Specifically, the bill would authorize mandatory recall for all foods. Today, it is easier to recall toys than tainted meat. The bill requires facilities to use risk-based analysis to identify and protect against potential hazards at their facility. The bill will authorize performance standards for pathogens like salmonella and campylobacter and for the first time authorize the agency to prevent products that are not meeting those standards from entering the market. The bill will provide for full trace-back of foods to better identify and stop the outbreak at its source. Finally, the bill provides a single point of contact for families harmed by foodborne illness to turn to for answers.

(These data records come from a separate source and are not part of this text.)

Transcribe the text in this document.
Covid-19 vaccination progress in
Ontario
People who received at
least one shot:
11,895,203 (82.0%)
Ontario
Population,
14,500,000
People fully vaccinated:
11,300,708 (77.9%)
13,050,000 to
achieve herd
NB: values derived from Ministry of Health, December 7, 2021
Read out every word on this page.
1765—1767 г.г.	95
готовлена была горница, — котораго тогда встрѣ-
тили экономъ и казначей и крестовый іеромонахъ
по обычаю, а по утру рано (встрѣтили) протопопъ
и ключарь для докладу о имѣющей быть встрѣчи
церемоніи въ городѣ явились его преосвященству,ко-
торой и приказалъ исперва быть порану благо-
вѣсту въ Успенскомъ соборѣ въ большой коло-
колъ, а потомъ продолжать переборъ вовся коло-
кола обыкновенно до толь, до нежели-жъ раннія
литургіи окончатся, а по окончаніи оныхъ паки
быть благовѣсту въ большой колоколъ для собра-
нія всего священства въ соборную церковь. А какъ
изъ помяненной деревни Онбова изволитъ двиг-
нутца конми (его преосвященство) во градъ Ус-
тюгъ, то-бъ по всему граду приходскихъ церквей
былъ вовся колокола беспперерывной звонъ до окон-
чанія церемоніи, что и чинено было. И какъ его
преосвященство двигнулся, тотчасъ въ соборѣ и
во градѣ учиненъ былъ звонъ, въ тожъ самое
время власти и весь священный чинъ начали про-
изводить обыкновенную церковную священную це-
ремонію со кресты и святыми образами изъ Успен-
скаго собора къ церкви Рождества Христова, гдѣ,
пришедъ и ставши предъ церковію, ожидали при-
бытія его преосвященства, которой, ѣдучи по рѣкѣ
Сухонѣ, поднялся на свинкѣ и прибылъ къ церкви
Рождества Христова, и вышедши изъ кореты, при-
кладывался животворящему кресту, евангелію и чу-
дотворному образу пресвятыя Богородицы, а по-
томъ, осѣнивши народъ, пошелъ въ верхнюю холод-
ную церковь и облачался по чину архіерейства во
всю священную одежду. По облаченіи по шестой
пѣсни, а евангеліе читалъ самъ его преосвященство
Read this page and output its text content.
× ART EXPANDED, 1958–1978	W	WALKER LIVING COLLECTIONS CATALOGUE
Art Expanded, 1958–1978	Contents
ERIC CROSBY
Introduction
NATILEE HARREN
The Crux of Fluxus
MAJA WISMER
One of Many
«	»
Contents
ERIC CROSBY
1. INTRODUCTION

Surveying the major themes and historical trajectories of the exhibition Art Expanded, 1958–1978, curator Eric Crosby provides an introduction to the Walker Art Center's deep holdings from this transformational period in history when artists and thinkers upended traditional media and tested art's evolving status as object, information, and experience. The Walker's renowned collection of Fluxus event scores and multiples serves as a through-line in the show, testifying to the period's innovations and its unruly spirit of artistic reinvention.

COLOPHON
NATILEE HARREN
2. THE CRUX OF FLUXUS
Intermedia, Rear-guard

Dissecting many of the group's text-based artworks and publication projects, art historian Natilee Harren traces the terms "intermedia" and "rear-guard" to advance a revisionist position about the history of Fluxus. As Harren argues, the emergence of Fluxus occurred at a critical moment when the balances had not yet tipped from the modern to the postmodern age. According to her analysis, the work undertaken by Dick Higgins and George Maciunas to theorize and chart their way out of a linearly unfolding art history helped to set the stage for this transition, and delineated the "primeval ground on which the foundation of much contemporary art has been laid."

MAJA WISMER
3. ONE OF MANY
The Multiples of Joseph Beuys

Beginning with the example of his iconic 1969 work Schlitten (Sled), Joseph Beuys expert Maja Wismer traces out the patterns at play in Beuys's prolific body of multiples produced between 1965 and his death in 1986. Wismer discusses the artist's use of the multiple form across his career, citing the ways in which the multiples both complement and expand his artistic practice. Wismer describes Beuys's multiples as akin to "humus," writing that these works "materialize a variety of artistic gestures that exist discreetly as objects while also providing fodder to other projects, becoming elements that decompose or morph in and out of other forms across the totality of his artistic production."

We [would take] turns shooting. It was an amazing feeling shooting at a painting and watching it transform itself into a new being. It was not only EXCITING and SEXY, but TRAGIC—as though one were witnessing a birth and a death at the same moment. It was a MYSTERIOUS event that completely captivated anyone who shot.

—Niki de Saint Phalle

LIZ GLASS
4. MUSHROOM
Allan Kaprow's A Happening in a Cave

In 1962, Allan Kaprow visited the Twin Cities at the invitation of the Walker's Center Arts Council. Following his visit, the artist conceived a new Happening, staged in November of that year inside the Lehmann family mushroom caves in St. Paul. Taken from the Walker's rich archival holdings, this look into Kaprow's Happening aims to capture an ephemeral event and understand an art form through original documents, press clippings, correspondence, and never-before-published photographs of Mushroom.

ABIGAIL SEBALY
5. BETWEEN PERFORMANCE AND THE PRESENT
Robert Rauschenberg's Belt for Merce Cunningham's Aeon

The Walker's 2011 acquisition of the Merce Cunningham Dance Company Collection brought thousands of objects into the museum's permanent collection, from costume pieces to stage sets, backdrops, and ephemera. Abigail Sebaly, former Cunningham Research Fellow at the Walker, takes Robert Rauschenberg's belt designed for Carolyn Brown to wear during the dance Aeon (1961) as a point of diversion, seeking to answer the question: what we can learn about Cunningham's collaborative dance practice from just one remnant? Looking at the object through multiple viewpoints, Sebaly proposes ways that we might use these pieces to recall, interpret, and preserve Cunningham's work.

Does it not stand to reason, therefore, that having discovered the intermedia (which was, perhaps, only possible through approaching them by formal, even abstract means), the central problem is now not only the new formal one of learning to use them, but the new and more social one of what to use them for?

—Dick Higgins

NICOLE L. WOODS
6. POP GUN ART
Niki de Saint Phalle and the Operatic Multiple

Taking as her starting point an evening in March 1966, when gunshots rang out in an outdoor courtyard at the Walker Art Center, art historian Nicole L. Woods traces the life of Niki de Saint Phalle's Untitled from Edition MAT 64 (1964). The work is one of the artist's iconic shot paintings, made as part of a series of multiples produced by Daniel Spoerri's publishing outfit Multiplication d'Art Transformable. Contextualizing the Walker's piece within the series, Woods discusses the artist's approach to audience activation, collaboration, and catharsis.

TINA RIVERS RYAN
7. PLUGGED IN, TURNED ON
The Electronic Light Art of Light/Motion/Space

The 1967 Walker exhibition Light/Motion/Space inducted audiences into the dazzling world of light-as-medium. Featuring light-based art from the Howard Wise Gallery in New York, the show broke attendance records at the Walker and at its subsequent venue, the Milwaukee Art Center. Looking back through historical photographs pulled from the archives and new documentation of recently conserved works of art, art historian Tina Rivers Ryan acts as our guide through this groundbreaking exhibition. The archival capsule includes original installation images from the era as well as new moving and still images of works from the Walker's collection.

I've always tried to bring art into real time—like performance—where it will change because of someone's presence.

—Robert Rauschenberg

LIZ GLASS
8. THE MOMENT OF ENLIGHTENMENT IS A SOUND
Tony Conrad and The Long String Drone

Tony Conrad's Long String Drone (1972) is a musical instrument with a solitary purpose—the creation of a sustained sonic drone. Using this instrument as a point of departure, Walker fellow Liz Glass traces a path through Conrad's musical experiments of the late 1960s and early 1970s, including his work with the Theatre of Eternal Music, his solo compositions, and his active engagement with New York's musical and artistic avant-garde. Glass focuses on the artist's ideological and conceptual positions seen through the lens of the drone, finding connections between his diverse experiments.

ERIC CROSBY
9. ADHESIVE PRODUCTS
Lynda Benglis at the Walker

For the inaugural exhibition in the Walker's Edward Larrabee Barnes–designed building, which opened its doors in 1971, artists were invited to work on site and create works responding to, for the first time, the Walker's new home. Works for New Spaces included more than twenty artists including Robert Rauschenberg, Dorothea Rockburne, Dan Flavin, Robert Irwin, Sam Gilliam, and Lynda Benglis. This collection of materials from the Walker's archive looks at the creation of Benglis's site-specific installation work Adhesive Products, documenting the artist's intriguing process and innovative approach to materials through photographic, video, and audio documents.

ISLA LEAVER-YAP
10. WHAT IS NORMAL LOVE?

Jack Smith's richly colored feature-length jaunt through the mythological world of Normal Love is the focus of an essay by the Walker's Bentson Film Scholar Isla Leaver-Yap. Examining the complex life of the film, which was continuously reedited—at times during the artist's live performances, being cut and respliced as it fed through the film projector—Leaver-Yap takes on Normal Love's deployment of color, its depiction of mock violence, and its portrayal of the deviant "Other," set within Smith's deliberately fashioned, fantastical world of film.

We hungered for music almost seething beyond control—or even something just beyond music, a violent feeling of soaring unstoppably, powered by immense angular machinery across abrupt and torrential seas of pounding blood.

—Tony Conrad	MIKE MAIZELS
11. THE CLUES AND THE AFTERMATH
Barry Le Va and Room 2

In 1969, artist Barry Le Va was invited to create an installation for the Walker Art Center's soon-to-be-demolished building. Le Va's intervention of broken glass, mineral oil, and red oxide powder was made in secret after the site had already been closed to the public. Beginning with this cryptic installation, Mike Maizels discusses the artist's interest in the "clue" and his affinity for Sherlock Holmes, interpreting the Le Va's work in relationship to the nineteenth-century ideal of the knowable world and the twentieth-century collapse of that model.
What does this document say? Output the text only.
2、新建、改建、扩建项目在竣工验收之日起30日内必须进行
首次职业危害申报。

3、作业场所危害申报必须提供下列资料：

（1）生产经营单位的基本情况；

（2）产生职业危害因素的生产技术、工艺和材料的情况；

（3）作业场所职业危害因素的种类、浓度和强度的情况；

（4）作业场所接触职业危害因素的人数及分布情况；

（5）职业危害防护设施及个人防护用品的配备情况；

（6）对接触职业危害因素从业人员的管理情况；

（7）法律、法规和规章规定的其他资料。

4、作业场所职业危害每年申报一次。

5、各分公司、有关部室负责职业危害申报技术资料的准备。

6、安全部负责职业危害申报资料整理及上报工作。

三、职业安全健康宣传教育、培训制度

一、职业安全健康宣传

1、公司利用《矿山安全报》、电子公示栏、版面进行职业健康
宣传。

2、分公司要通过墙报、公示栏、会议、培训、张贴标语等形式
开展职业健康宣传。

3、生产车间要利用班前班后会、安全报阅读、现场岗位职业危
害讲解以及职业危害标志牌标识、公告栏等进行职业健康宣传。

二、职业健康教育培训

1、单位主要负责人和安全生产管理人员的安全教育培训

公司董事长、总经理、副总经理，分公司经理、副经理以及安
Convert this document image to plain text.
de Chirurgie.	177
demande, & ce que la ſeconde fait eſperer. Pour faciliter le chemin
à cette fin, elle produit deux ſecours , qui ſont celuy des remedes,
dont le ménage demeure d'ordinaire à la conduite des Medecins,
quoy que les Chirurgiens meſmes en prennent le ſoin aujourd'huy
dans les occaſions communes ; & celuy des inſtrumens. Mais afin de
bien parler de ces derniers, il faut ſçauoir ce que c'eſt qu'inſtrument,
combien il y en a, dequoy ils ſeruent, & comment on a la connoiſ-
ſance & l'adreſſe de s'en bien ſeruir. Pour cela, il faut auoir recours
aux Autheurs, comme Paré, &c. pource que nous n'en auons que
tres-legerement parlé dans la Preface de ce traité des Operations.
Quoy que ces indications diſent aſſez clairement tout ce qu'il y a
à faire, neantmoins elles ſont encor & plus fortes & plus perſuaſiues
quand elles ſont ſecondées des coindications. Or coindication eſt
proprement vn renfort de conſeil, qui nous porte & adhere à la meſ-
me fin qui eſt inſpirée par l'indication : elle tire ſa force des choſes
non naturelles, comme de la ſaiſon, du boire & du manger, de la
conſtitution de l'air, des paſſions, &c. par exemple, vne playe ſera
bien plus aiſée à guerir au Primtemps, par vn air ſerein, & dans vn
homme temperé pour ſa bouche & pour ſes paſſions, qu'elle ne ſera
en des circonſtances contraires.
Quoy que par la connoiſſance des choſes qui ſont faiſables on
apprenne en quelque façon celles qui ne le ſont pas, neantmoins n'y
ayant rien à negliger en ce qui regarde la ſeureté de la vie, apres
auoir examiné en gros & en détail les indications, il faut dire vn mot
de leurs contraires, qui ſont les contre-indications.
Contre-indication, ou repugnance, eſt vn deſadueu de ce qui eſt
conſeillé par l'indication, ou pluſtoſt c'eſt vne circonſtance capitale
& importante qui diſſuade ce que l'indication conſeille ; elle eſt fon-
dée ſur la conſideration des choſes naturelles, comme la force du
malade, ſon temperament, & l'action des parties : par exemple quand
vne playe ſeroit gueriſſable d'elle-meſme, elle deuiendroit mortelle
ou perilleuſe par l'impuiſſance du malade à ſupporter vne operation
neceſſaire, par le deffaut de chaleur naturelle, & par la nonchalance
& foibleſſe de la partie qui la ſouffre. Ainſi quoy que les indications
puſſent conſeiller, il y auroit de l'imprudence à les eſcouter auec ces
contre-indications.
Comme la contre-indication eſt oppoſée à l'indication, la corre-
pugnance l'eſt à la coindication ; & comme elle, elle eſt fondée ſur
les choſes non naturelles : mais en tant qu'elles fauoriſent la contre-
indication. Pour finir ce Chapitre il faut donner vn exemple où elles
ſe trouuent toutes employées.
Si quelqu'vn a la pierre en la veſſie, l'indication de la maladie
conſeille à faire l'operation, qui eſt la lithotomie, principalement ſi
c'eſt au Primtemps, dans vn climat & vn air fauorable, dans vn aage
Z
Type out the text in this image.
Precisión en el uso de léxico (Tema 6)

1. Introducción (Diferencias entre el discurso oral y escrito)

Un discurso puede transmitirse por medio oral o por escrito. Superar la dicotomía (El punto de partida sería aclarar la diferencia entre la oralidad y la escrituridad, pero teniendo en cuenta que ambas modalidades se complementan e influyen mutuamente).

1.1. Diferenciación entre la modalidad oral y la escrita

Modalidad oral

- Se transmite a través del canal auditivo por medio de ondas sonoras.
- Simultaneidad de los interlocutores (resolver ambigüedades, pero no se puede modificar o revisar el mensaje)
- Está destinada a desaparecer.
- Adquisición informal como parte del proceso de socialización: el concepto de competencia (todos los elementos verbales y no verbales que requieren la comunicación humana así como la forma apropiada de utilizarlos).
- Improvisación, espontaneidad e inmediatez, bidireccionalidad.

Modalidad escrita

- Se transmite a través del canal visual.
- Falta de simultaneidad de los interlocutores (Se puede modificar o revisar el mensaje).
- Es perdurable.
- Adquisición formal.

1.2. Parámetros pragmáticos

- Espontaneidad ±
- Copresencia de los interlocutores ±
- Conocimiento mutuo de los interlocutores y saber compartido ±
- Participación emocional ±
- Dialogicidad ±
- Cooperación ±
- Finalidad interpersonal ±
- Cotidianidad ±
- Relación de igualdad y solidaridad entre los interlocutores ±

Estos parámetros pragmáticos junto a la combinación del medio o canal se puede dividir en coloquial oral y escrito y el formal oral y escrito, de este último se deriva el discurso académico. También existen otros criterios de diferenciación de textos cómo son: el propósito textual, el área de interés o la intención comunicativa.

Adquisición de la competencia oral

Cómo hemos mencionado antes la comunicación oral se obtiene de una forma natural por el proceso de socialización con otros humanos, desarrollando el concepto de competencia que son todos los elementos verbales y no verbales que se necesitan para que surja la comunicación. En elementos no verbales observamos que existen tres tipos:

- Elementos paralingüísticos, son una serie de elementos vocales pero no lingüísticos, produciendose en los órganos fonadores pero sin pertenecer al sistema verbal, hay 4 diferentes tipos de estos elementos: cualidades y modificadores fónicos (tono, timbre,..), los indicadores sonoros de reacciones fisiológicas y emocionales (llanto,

This new agency will help those families navigate the differing Federal, State, and local food safety agencies to get the answers they deserve. It is bad enough to suffer severe illness or lose a loved one to foodborne illness; you should not have to spend months going from agency to agency trying to get as simple an answer to a question like, Did this chicken make me sick?
This is not the only approach to creating an agency with the primary responsibilities for overseeing and directing food safety, but we think it will help close existing gaps in our food safety system, reduce the likelihood of foodborne illness, clarify our inspection regimes for industry, and provide more clear assistance to people made sick by foodborne illness.
In closing, I want to take a moment to thank some of my colleagues. I would like to thank Senators Feinstein, Blumenthal, and Gillibrand for joining me in introducing this bill, and I stand ready to work with any Member on either side of the aisle who wants to tackle this issue.
I commend the administration for embracing this idea of consolidating oversight of food safety. I hope it doesn't take another serious foodborne outbreak before we decide to act.